Margherita Mazzucco, diventata negli ultimi anni una delle figure più riconoscibili de “L’Amica Geniale”, ha ripercorso con lucidità un periodo intenso che ha segnato profondamente la sua crescita personale. La serie, nata dai libri di Elena Ferrante, l’ha portata giovanissima sul set: a soli 15 anni ha affrontato un primo provino, entrando in un progetto che sarebbe diventato un vero punto di riferimento nel suo percorso professionale.

Raccontando la propria esperienza, l’attrice ha descritto come, una volta concluso il lavoro, la difficoltà emotiva non fosse immediatamente visibile all’esterno. La tenuta durante le riprese e la gestione del malessere sono emerse solo in un secondo momento, lasciando spazio a un processo di presa di coscienza sostenuto dalla terapia e da scelte concrete.

margherita mazzucco e l’esperienza in “l’amica geniale”

Margherita Mazzucco interpreta Lenù nella serie. Oggi ha 23 anni, ma al tempo del boom del fenomeno televisivo aveva solo 15 anni. Ha inoltre rivelato che il primo provino risale a 14 anni, con un avvio precoce e determinante del suo impegno nel progetto.

Durante la sua testimonianza, ha spiegato che, quando il lavoro finiva, nessuno si accorgeva che stesse male. L’attrice ha ammesso di non essersene resa conto pienamente nemmeno lei, raccontando un progressivo ritiro dalla vita quotidiana: non uscire più di casa e l’incapacità di trovare una direzione.

La fase legata agli anni della serie è descritta come una porzione di tempo in parte rimossa. L’attrice ha affermato di averla “sottratta” dalla memoria, come se non fosse rimasta davvero consapevole di quanto stesse accadendo. In questo quadro, ha sottolineato che la terapia le ha permesso di ritrovarsi.

terapia e consapevolezza del malessere

Con l’aiuto di un percorso terapeutico, Margherita Mazzucco ha individuato possibili origini del proprio malessere. Ha collegato il disagio al ruolo di una ragazza e poi di una donna, definita molto complicata e alle prese con traumi non indifferenti. L’intensità del lavoro quotidiano, secondo la sua ricostruzione, l’ha inoltre allontanata dalla vita.

La riflessione si è estesa anche a un aspetto pratico e formativo: non avendo frequentato scuole di recitazione, avrebbe potuto affidarsi soprattutto alle proprie emozioni per rendere credibili alcune scene. L’attrice ha spiegato che questo metodo l’avrebbe consumata, in un momento in cui cercava costantemente l’approvazione degli altri, tra regista, colleghi e più in generale chi lavorava al progetto.

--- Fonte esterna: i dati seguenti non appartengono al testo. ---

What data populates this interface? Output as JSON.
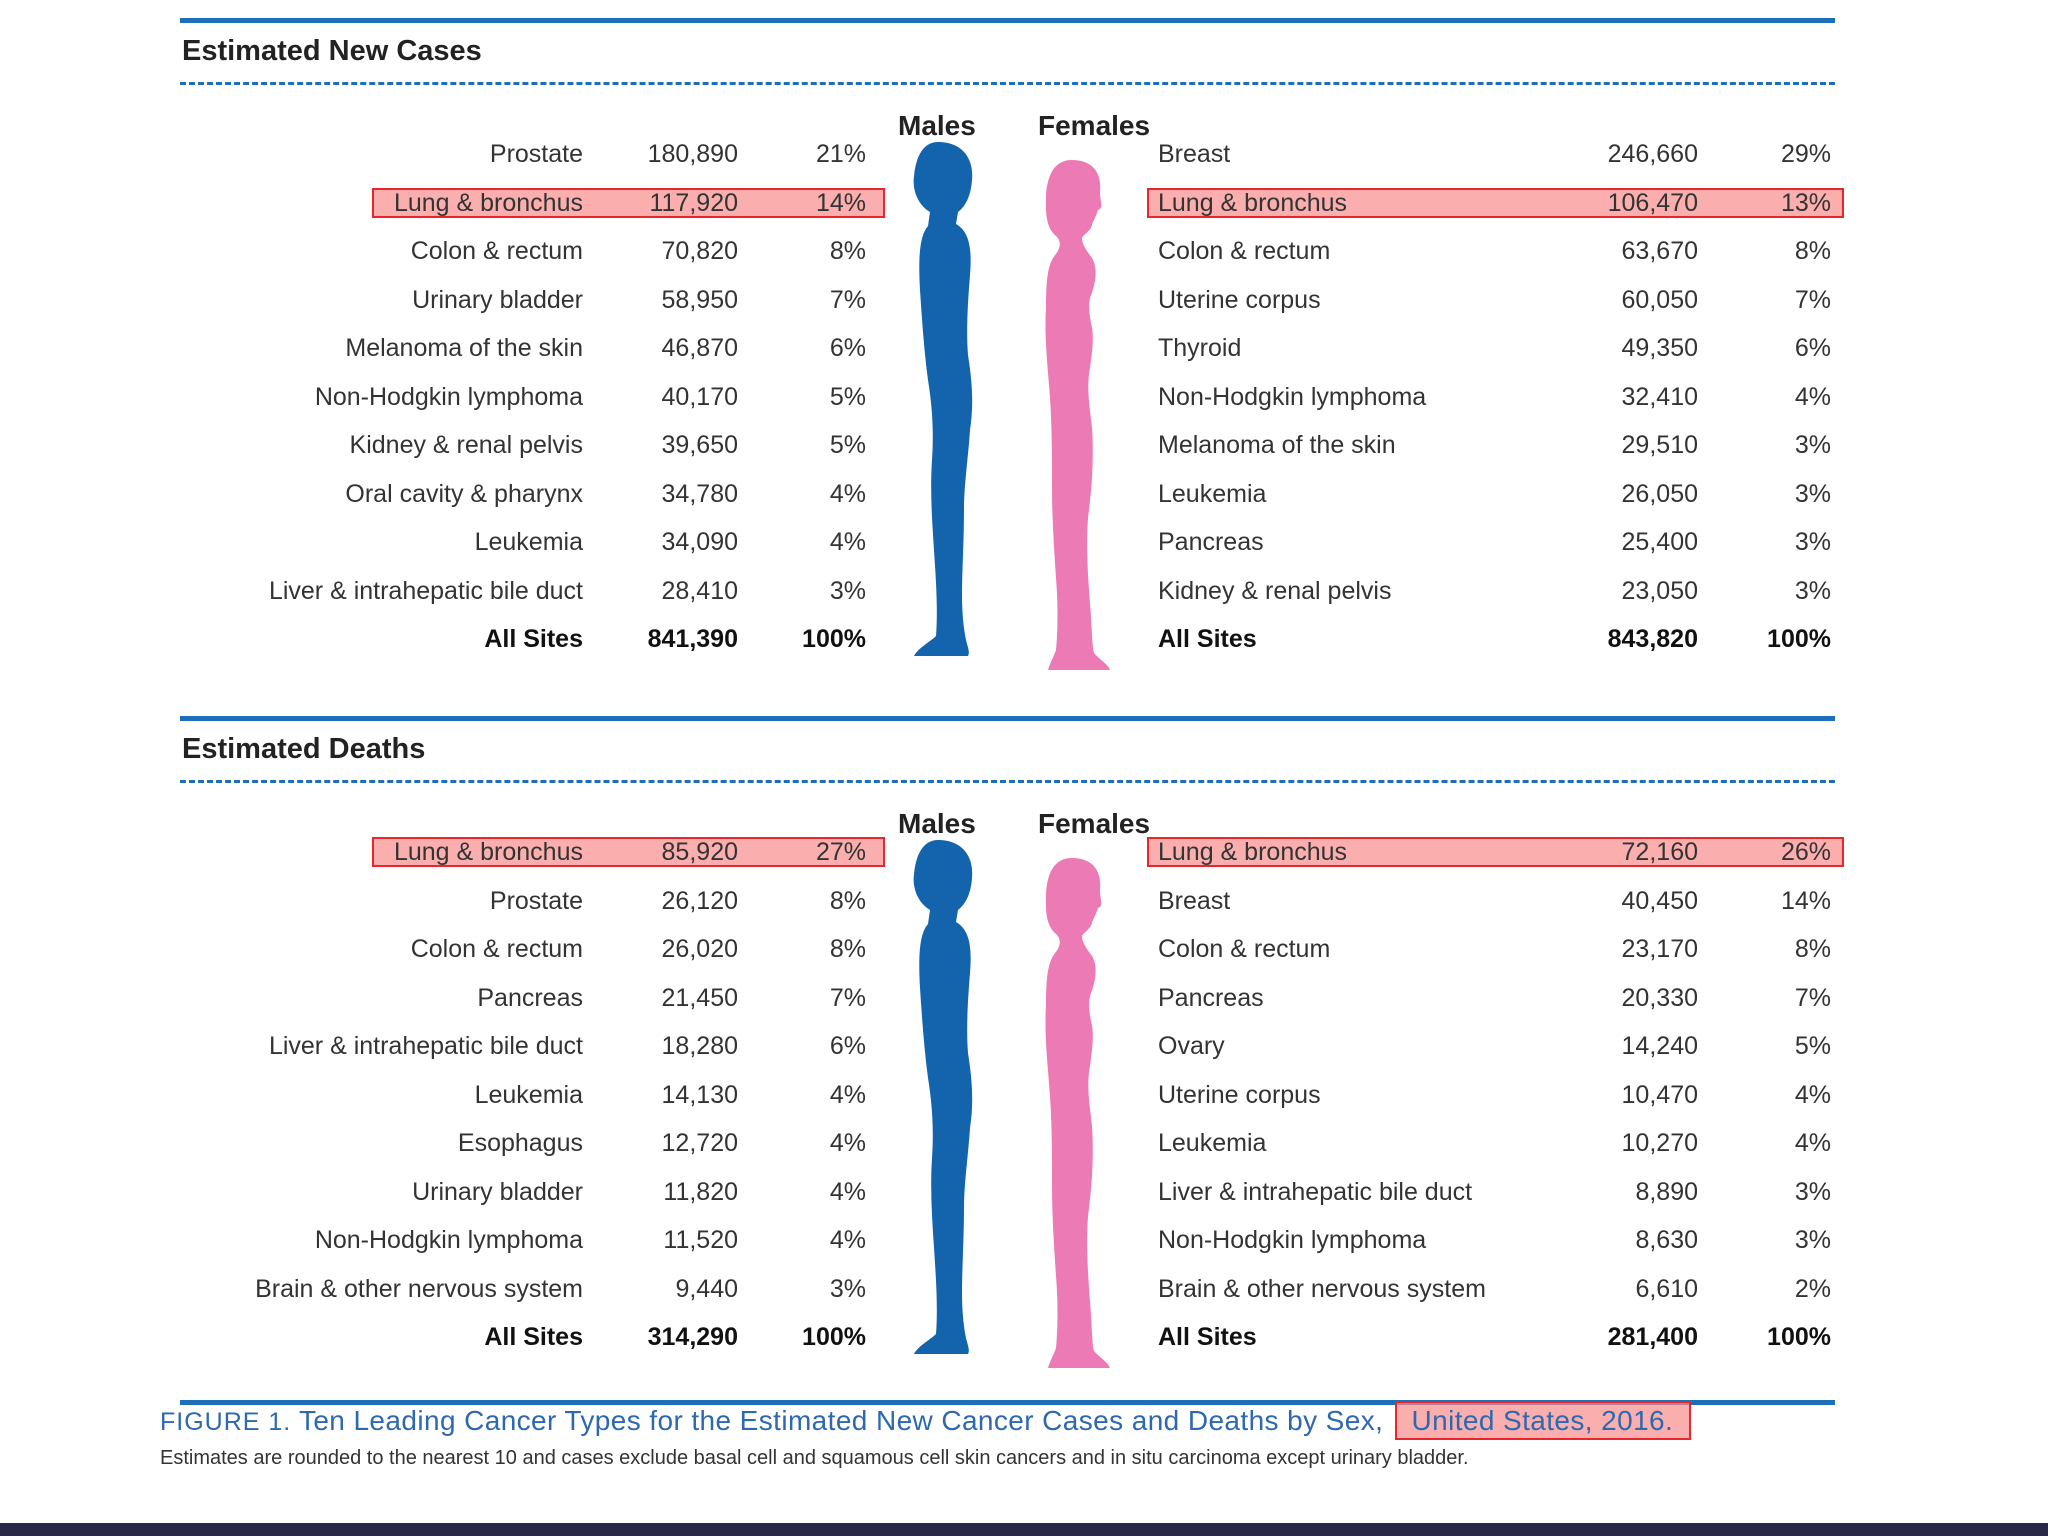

Nel tempo, è arrivata la possibilità di liberarsi dalla spinta a essere perfetta. A 18 anni, però, ha riconosciuto di non essersi rispettata quanto avrebbe dovuto: un punto di svolta che emerge dal racconto, insieme alla necessità di rientrare in un equilibrio personale.

ritmo delle riprese, studio e fatica quotidiana

La vita durante le riprese è stata, secondo la sua descrizione, molto impegnativa. Dopo giornate lunghe sul set, ha raccontato che la sera tornava in albergo e dedicava tempo anche ad attività di recupero: due ore di Greco e Latino per provare a rimettersi in pari. Nonostante la routine, la fatica era evidente: si sentiva stremata e senza forze.

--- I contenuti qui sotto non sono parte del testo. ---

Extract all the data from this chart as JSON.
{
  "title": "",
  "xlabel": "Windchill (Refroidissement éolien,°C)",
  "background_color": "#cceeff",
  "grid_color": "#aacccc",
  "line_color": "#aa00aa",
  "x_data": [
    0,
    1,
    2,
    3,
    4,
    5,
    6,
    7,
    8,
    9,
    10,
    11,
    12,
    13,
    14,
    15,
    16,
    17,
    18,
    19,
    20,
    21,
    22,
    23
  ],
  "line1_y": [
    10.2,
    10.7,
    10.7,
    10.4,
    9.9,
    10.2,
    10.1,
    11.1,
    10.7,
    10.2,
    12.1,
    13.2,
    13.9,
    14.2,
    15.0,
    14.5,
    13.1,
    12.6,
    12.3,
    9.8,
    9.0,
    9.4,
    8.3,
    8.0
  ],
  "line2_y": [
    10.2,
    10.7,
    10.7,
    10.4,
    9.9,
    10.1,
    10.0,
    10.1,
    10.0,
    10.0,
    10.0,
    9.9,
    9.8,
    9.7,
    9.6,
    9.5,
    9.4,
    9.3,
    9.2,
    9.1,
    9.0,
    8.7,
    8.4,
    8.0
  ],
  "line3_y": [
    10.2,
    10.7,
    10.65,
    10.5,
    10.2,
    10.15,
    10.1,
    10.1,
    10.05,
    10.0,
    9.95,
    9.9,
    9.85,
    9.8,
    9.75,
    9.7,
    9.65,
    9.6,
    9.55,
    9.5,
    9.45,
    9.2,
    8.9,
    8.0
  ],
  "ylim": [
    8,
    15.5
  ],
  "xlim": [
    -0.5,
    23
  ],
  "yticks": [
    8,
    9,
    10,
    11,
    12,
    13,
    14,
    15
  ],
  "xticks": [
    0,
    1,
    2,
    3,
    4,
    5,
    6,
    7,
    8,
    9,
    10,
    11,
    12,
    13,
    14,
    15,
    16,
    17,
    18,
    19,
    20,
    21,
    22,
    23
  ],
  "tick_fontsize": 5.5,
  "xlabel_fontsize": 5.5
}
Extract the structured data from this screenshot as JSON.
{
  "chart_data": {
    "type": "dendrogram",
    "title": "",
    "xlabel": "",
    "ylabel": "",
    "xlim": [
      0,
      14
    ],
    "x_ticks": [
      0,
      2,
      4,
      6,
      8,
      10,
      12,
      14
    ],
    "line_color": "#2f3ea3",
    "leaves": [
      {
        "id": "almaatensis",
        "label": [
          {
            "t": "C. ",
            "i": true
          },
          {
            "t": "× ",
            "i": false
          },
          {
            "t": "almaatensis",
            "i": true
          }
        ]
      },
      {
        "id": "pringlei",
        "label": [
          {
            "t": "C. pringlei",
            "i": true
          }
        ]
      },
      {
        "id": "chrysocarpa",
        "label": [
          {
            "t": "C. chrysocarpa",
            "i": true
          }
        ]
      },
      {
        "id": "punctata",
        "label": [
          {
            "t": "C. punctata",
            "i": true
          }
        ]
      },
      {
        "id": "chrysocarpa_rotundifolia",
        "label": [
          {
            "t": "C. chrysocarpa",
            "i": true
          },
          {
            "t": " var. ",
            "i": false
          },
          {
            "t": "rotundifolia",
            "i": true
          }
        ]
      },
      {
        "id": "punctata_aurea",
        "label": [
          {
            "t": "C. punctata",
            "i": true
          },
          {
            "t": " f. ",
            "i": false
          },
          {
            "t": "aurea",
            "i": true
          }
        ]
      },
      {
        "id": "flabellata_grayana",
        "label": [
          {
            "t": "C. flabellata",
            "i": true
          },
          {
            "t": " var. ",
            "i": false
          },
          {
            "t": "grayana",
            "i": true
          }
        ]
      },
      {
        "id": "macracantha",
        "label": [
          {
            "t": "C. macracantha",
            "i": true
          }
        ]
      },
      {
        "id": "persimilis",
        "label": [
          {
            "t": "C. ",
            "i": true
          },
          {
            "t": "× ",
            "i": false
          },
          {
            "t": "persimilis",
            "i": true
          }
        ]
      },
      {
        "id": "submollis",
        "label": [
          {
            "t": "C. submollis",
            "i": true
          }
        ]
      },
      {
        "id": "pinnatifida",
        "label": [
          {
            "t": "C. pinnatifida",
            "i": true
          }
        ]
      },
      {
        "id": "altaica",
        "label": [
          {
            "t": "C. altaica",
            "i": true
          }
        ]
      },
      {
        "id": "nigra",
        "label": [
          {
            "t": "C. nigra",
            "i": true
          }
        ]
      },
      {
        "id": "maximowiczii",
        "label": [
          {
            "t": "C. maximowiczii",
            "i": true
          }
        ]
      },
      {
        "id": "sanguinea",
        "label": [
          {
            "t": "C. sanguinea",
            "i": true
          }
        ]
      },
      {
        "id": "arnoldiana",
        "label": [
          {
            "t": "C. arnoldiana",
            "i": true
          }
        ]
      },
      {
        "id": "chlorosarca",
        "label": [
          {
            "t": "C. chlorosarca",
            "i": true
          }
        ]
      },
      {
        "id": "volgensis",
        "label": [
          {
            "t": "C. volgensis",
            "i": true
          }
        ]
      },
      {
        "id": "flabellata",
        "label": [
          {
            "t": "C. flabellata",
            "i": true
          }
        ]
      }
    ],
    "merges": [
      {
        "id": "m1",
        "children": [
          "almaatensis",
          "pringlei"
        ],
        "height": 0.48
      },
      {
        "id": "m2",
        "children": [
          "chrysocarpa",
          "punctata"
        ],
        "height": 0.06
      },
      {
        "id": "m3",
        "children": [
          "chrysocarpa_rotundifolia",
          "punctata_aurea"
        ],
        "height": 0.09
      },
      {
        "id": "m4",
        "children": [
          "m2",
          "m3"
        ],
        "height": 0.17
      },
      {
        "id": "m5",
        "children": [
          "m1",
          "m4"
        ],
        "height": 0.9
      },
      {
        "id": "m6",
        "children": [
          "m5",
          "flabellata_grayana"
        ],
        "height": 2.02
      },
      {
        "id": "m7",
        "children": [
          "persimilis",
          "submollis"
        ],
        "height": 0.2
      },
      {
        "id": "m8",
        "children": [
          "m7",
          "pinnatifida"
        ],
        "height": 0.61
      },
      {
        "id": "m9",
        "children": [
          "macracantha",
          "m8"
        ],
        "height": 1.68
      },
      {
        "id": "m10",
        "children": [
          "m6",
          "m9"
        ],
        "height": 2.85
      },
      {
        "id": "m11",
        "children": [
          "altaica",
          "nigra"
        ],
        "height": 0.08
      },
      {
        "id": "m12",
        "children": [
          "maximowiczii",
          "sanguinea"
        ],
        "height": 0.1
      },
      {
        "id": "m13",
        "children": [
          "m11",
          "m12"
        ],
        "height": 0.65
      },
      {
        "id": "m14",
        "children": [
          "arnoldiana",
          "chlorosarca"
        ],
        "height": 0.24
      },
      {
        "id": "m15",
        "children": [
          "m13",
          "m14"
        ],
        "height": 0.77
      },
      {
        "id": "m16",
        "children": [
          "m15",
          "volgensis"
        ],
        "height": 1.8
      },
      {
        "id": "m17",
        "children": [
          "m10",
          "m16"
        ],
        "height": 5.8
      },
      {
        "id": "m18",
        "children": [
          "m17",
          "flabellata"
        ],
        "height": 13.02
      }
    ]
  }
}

In questo scenario, sono stati i familiari a sostenerla. L’attrice ha dichiarato di dover loro la convinzione a non mollare e a proseguire. Parallelamente ha raccontato una scelta scolastica: si è iscritta a Lettere moderne, ha frequentato un semestre e non ha sostenuto esami. Da qui l’esito di rinunciare agli studi, pur non essendo compresa subito dai genitori, che all’inizio non riuscivano a interpretare la decisione.

La motivazione personale, nel racconto, è stata chiara: aveva bisogno di prendersi per la prima volta del tempo e, per due anni, ha scelto di farlo.

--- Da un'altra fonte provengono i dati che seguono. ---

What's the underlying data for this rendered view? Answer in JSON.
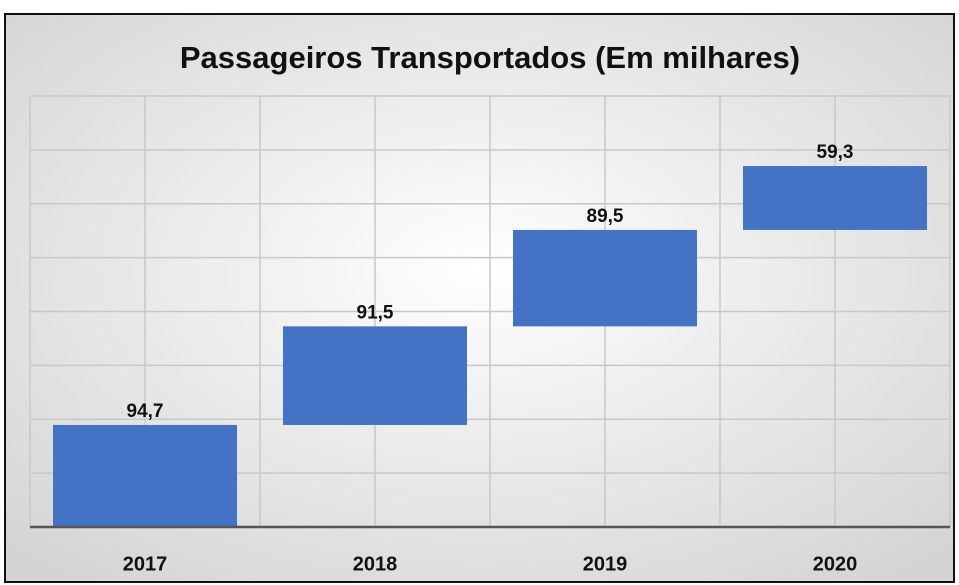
{
  "chart_data": {
    "type": "waterfall",
    "title": "Passageiros Transportados (Em milhares)",
    "categories": [
      "2017",
      "2018",
      "2019",
      "2020"
    ],
    "values": [
      94.7,
      91.5,
      89.5,
      59.3
    ],
    "value_labels": [
      "94,7",
      "91,5",
      "89,5",
      "59,3"
    ],
    "color": "#4472c4",
    "ylim": [
      0,
      400
    ],
    "yticks": [
      0,
      50,
      100,
      150,
      200,
      250,
      300,
      350,
      400
    ],
    "grid": true
  }
}
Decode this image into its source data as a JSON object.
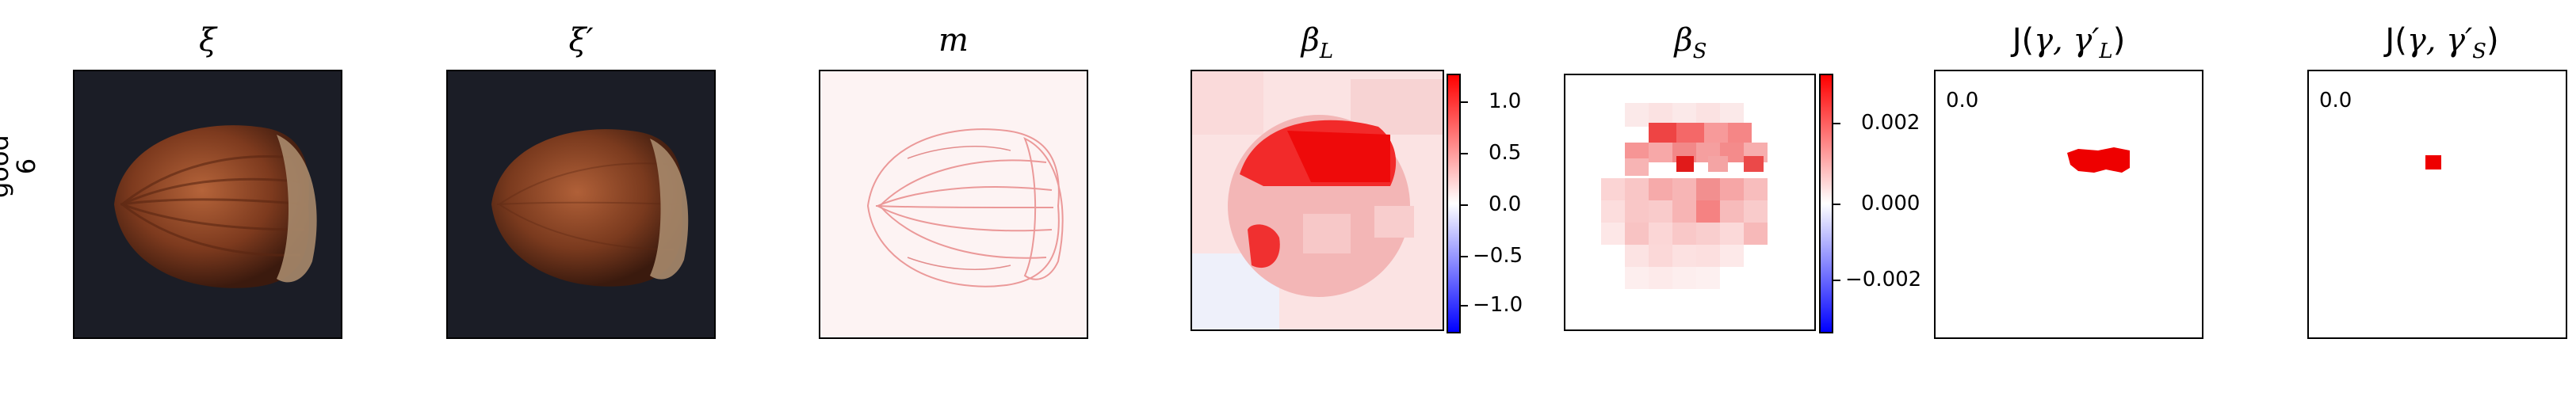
{
  "row_label": {
    "line1": "good",
    "line2": "6"
  },
  "panels": {
    "xi": {
      "title": "ξ"
    },
    "xi_prime": {
      "title": "ξ′"
    },
    "m": {
      "title": "m"
    },
    "beta_L": {
      "title_main": "β",
      "title_sub": "L",
      "colorbar_ticks": [
        "1.0",
        "0.5",
        "0.0",
        "−0.5",
        "−1.0"
      ]
    },
    "beta_S": {
      "title_main": "β",
      "title_sub": "S",
      "colorbar_ticks": [
        "0.002",
        "0.000",
        "−0.002"
      ]
    },
    "J_L": {
      "title_prefix": "J(",
      "title_gamma": "γ, γ′",
      "title_sub": "L",
      "title_suffix": ")",
      "corner_value": "0.0"
    },
    "J_S": {
      "title_prefix": "J(",
      "title_gamma": "γ, γ′",
      "title_sub": "S",
      "title_suffix": ")",
      "corner_value": "0.0"
    }
  },
  "colors": {
    "positive": "#ff0000",
    "negative": "#0000ff",
    "background_dark": "#1b1d26"
  }
}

cura, yoga e ritorno agli studi

Margherita Mazzucco ha raccontato anche il percorso di cura. Ha riferito di essersi rivolta a un professionista, specificando che all’inizio aveva paura di telefonare per prendere un appuntamento con la psicanalista. Per superare l’ostacolo, ha chiesto a sua sorella di occuparsi della chiamata, mettendo così in moto il processo.

Oltre alla terapia, ha indicato pratiche di supporto come lo yoga, descrivendolo come un modo per vivere e imparare a respirare. Nel tempo, ha inoltre proseguito il reintegro nella formazione: ha dichiarato di essersi riscritta all’università l’anno precedente, scegliendo Scienze della comunicazione con indirizzo Cinema.

margherita mazzucco: tappe principali del percorso

  • Provino a 14 anni e ingresso nel progetto
  • 15 anni durante il periodo di grande attenzione mediatica del fenomeno
  • Malessere non visibile anche dopo le riprese
  • Ritiro dalla quotidianità e bisogno di ritrovarsi
  • Terapia come strumento decisivo
  • Approccio emotivo alle scene per l’assenza di una scuola di recitazione
  • Due ore di Greco e Latino dopo le riprese per recuperare
  • Iscrizione a Lettere moderne con un semestre e mancata prosecuzione degli esami
  • Riscoperta del tempo per sé per due anni
  • Yoga come supporto alla respirazione
  • Ritorno all’università con Scienze della comunicazione indirizzo Cinema
“Non uscivo più di casa, non sapevo da che parte sbattere la testa: ero entrata in depressione. Lavorare tantissimo tutti i giorni mi ha allontanata dalla vita”: Margherita Mazzucco dopo “L’amica geniale”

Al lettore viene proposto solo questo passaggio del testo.